From where I stand: About COVID-19, “most people cannot differentiate between true and false information”


Mi Kun Chan Non is the chairperson of Mon Women’s Organization, which helps empower the women of the Mon ethnic group in Myanmar. 

Mi Kun Chan Non is working to protect her community from COVID-19. Photo courtesy of Mi Kun Chan Non


We’ve had to postpone all activities to try and cope with COVID-19 response plans. 

Social media has become very important in our strategy and we’ve had to rely on live streaming it on our channels on social media and using Messenger to communicate with women in our area. The key messages we’re stressing are on the preventive measures of COVID-19 and the symptoms to watch out for, and [we] are also continuously updating everyone on the current situation in Myanmar. Along with social media, we are also using communication materials such as posters and loudspeakers.

During this pandemic, the voices of women must be included in the decision-making process for COVID-19 response and implementation plans. In most cases, a woman is responsible for tasks at home, childcare and sometimes, they are also the breadwinners of the family. 

We must also consider women in quarantine centres who have different needs compared to men. This impacts them differently and it is very important that a woman’s voice is heard during this crisis.

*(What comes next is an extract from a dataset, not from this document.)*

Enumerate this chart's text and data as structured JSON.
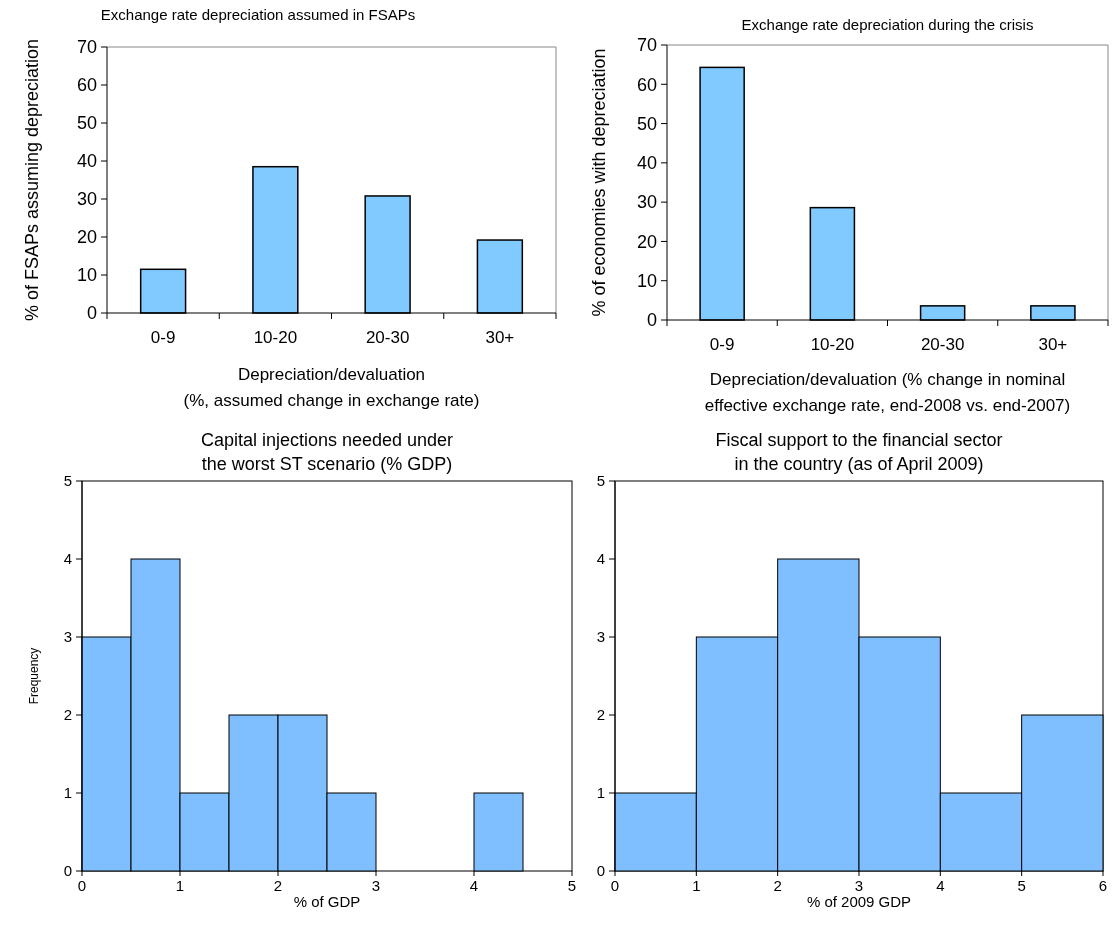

We’ve had one positive case near where I live and there have been several rumours and misinformation about COVID-19. Most people cannot differentiate between true and false information. Instead of quarantine centres being a precaution, they instead feel that they will be detained there. 

Many are also not aware of the dangers of COVID-19 and they are still enjoying a normal lifestyle. Social distancing has also been difficult, and it has been hard for them, especially since they are unhappy with the rules and laws in place to protect them.

The biggest challenge has really been to get the attention of the community to the COVID-19 responses. This makes it very important for us to share frequent information with the community members and to help them manage their fears.” 


SDG 3: Good health and well-being
SDG 5: Gender equality

Mi Kun Chan Non has been a women’s rights activist for more than 15 years and now is strongly advocating for women’s participation in Myanmar’s peace process. In 2012, she served as an observer at the peace talks been the Government and the New Mon State Party. In 2014, she received the N-Peace Award, of the United Nations Development Programme. She is based in Mawlamyine, capital of Mon State.

Mi Kun Chan Non also is the chairperson of the Steering Committee of Mon’s Women Network, whose seven member organizations have been working with UN Women on projects to advance the Women, Peace and Security Agenda in Mon State. This work, and Mi Kun Chan Non’s campaign on COVID-19, supports UN Sustainable Development Goal 3, on Good Health and Well-Being; Goal 5, on Gender Equality; and Goal 16, on Peace, Justice and Strong Institutions.